Gegen Zugeständnisse der Belegschaft wird der Mutterkonzern General Motors (GM) demnach Investitionen in die Werke zusagen. Das Stammwerk in Rüsselsheim übernimmt danach von 2007 an die Produktion der neuen Mittelklasse von Opel und der schwedischen Schwestermarke Saab. Bochum soll die fünftürige Astra-Limousine bauen. Das Komponentenwerk in Kaiserslautern soll ausgelastet werden. Die Europa-Spitze von General Motors bestätigte dies in Göteborg offiziell.

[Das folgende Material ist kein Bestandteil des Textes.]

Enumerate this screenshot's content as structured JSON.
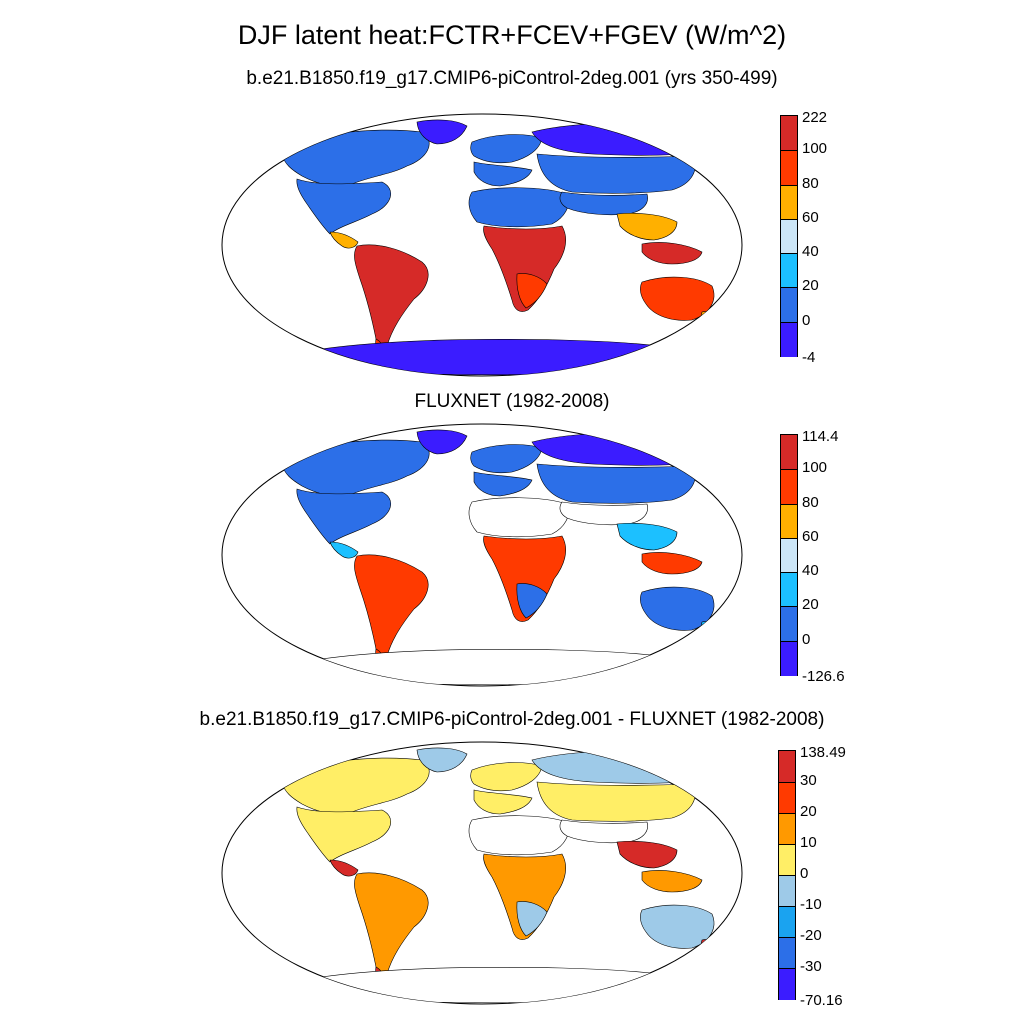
{
  "figure": {
    "title": "DJF latent heat:FCTR+FCEV+FGEV (W/m^2)"
  },
  "panels": [
    {
      "title": "b.e21.B1850.f19_g17.CMIP6-piControl-2deg.001 (yrs 350-499)",
      "colorbar": {
        "labels": [
          "222",
          "100",
          "80",
          "60",
          "40",
          "20",
          "0",
          "-4"
        ],
        "colors": [
          "#d62a28",
          "#ff3a00",
          "#ffb000",
          "#cce6f7",
          "#1cc0ff",
          "#2c6fe8",
          "#3b1cff"
        ]
      },
      "palette_by_region": {
        "arctic": "#3b1cff",
        "boreal": "#2c6fe8",
        "temperate": "#2c6fe8",
        "desert": "#2c6fe8",
        "tropics": "#d62a28",
        "subtropics": "#ff3a00",
        "savanna": "#ff3a00",
        "monsoon": "#ffb000",
        "antarctic": "#3b1cff"
      }
    },
    {
      "title": "FLUXNET (1982-2008)",
      "colorbar": {
        "labels": [
          "114.4",
          "100",
          "80",
          "60",
          "40",
          "20",
          "0",
          "-126.6"
        ],
        "colors": [
          "#d62a28",
          "#ff3a00",
          "#ffb000",
          "#cce6f7",
          "#1cc0ff",
          "#2c6fe8",
          "#3b1cff"
        ]
      },
      "palette_by_region": {
        "arctic": "#3b1cff",
        "boreal": "#2c6fe8",
        "temperate": "#2c6fe8",
        "desert": "#ffffff",
        "tropics": "#ff3a00",
        "subtropics": "#ff3a00",
        "savanna": "#2c6fe8",
        "monsoon": "#1cc0ff",
        "antarctic": "#ffffff"
      }
    },
    {
      "title": "b.e21.B1850.f19_g17.CMIP6-piControl-2deg.001 - FLUXNET (1982-2008)",
      "colorbar": {
        "labels": [
          "138.49",
          "30",
          "20",
          "10",
          "0",
          "-10",
          "-20",
          "-30",
          "-70.16"
        ],
        "colors": [
          "#d62a28",
          "#ff3a00",
          "#ff9900",
          "#ffee66",
          "#9ecae8",
          "#1aa3f0",
          "#2c6fe8",
          "#3b1cff"
        ]
      },
      "palette_by_region": {
        "arctic": "#9ecae8",
        "boreal": "#ffee66",
        "temperate": "#ffee66",
        "desert": "#ffffff",
        "tropics": "#ff9900",
        "subtropics": "#d62a28",
        "savanna": "#9ecae8",
        "monsoon": "#d62a28",
        "antarctic": "#ffffff"
      }
    }
  ]
}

Im Gegenzug müssten die Arbeitnehmer auf Tariferhöhungen verzichten. Das Weihnachtsgeld werde ab 2006 von 130 auf 70 Prozent eines Monatsgehalts gekürzt. Zugleich werden die Arbeitszeiten flexibler gestaltet.

Am letzten Verhandlungstag sei hart über die Zukunft des Werks in Kaiserslautern verhandelt worden, sagte der Gesamtbetriebsratsvorsitzende Klaus Franz nach Ende der Gespräche. Für das Bochumer Werk hat es nach Angaben des dortigen Betriebsratsvorsitzenden, Rainer Einenkel, eine klare Aussage für den Bau des fünftürigen Astra-Modells gegeben. Zuletzt hatten Arbeitnehmervertreter der Werke in England und Belgien protestiert, weil mit der Verlagerung dort Aufträge verloren gingen.

Die monatelangen Gespräche zwischen dem Opel-Management und dem Betriebsrat über einen Zukunftsvertrag waren am Donnerstag in Rüsselsheim in die entscheidende Phase gegangen. Mit dem Paket will der Mutterkonzern General Motors (GM) den seit Jahren defizitären Autobauer Opel wieder in die schwarzen Zahlen bringen.

Bereits vor einer Woche hatte Opel mitgeteilt, dass das Sanierungspaket vorerst ohne Werksschließungen und betriebsbedingte Kündigungen ablaufen wird. 4.500 Mitarbeiter hatten sich freiwillig für eine Abfindung entschieden und werden das Unternehmen noch in diesem Jahr verlassen. Bis 2007 sollen über Abfindungen insgesamt 6.000 Stellen wegfallen.